The Washington Post has the first extensive interview with Michael Brown about the Department of Homeland Security (DHS), FEMA, and Katrina. It includes a copy of a memo where Brown warned DHS Secretary Tom Ridge in 2003 that "his organizational plan plan would cripple America’s ability to respond to disasters." Its going on page after page, it is worth your time his holiday weekend.

On Sept. 15, 2003, one of Homeland Security Secretary Tom Ridge’s deputies lobbed a bureaucratic hand grenade across his desk. In a seven-page memo, the new department’s undersecretary for emergency preparedness and response told Ridge that his organizational plan would cripple America’s ability to respond to disasters.

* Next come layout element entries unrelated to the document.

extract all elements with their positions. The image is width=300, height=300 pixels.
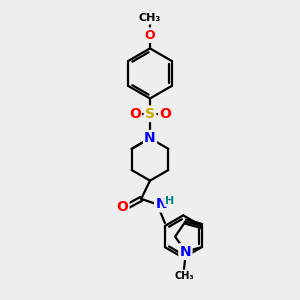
Text: S: S <box>145 107 155 121</box>
Text: CH₃: CH₃ <box>139 14 161 23</box>
Text: N: N <box>180 244 191 259</box>
Text: H: H <box>165 196 174 206</box>
Text: N: N <box>155 197 167 211</box>
Text: O: O <box>145 29 155 42</box>
Text: O: O <box>129 107 141 121</box>
Text: O: O <box>116 200 128 214</box>
Text: O: O <box>159 107 171 121</box>
Text: N: N <box>144 131 156 145</box>
Text: CH₃: CH₃ <box>174 271 194 281</box>
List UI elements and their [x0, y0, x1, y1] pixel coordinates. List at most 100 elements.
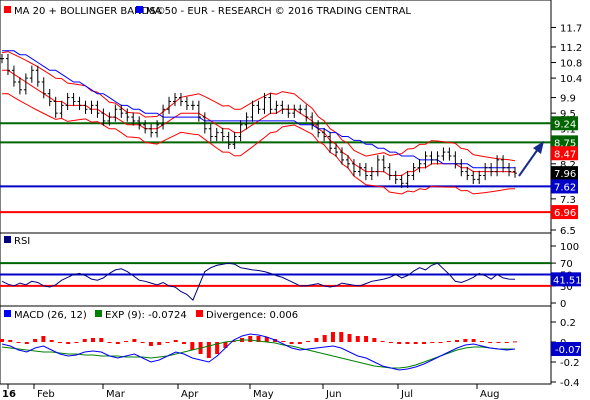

The memo, like so many that flew around Washington during the largest government reshuffling in decades, involved turf: Ridge had decided to move some of the Federal Emergency Management Agency’s preparedness functions to an office less than one-fifteenth its size. The writer warned that the shift would make a mockery of FEMA’s new motto, "A Nation Prepared," and would "fundamentally sever FEMA from its core functions," "shatter agency morale," and "break longstanding, effective and tested relationships with states and first responder stakeholders."

The inevitable result, he wrote, would be "an ineffective and uncoordinated response" to a terrorist attack or a natural disaster.

The author was Michael D. Brown, who was FEMA’s director as well as a Department of Homeland Security undersecretary. Two years later, Brown would lose both titles after Hurricane Katrina, when his prophecies of doom came true.